I had been thinking about Canada’s place in the world during the 1990s, when our spending on defence, development and diplomacy was slashed in the name of austerity. I thought we were losing stature abroad and we weren’t discussing it. In 2002, with the recession over, the budget in surplus, Jean Chrétien retiring, the Liberal Party in transition and the country approaching an election, it seemed a good time to ask: where in the world is Canada?
How long did it take to write? What were the major challenges?
The book took more than a year to research and about three months to write, but for me, there was as much work in the revision, which probably took another three months. The challenge was trying to keep abreast of current events while rooting the story in Canada’s past.
Were there any books in particular that influenced you in your approach?
The book turns on the lives of Lester Pearson, Norman Robertson and Hume Wrong, all figures of the Golden Age of Canadian Diplomacy. I relied on the exhaustive biographies by John English (Pearson) and J.L. Granatstein (Robertson). I mined the diaries of Charles Ritchie and the memoirs of Escott Reid, Paul Martin, Sr. and Douglas LePan, among others, as well as the memoirs of Pearson himself. Geoffrey Pearson’s book on his father (Seize the Day) was insightful. To make the argument about Canada’s decline, I used reports from parliamentary committees and NGOs on international aid, the foreign service and national defence.
Tell us a little about how the book title was chosen.
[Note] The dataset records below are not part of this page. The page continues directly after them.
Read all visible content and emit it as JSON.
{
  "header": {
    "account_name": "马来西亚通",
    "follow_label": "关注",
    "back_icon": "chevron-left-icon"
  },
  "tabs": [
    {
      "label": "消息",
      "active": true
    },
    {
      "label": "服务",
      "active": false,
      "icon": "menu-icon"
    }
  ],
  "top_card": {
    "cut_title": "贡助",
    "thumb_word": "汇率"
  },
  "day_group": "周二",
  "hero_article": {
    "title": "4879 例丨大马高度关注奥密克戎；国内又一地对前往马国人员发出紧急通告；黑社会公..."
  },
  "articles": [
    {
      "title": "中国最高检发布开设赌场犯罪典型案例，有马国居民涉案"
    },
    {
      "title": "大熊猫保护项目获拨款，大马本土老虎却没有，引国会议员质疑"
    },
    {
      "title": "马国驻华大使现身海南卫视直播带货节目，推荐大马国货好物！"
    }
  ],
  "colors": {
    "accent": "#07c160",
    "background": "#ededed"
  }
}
While Canada Slept is a critique of a country that had abandoned its spirited internationalism. It’s a lament for a country that had punched above its weight in the world and was now barely carrying it. As a working title I had used A Place in the Sun (for a Canada that would re-claim its proud place in the world) until a friend thought I was describing a condo in Florida. While Canada Slept plays on Winston Churchill’s While England Slept, which inspired JFK’s Why England Slept, both addressing Britain and the approach of the Second World War. However, it implies no comparison between Canada and Britain.
What was the response to the book upon publication?
The response to the book was terrific. Time Magazine in Canada built a cover story around it. Politicians and the public responded. The book was excerpted widely and reviewed favourably. It became a best-seller and later a finalist for the Governor General’s Literary Award for Non-Fiction. I was thrilled.
Did you have any problems with people reading what you had written about them and getting upset?
No. But I did annoy some diplomats, both serving and retired, who didn’t like my critique of Canada abroad. They thought everything was fine. One aggrieved diplomat, with no small sense of self-regard, spent some 15 minutes trashing While Canada Slept at an award ceremony, at which he was being honoured, among others. His hosts were surprised and dismayed. I appreciated the publicity but was sorry I wasn’t there to respond.
Did While Canada Slept change the trajectory of your career? In what way?
The success of the book encouraged me to write two other books, The Unfinished Canadian: The People We Are (2007), and Extraordinary Canadians: Lester B. Pearson (2008). Both reflect, in part, some of themes of While Canada Slept: the promise of Canada.
In your view, how has the literature on Canadian politics changed substantially since you published While Canada Slept? Are there any trends you admire or disapprove of?
I cannot say the literature has changed. There is a strong tradition of fine political writing in Canada, dating from Peter C. Newman’s Renegade in Power and carried on by Lawrence Martin and Richard Gwyn and others. I just wish there were more of it today – in newspapers, magazines and books.
Of all the books on our shortlist, besides your own of course, what is your favourite book?
I liked Ron Graham’s One-Eyed Kings.
What are you working on now?
I am working on a book on two (consecutive) days in the administration of John F. Kennedy, when he confronts the two biggest issues of his generation. Pressed by events, he has to make critical decisions that he knows may cost him re-election. His presidency reaches a moral tipping point, and so does the United States. The story is about leadership, personal growth and political courage, and it speaks to his successors – and to us – today.
Should we continue to starve our military, reduce our humanitarian assistance, dilute our diplomacy, and absent ourselves from global intelligence-gathering? Can we expect to sit at the global table by virtue of our economic power without pursuing a foreign policy worthy of our history, geography, and diversity? Canada has been getting by on the cheap, writes Andrew Cohen in this bestselling and award-nominated book. We are still trading on the reputation this country built two generations ago, but it is a reputation we no longer deserve. With Canada’s international strategy and place in the world still unclear, While Canada Slept raised important issues and questions that have still not been answered today.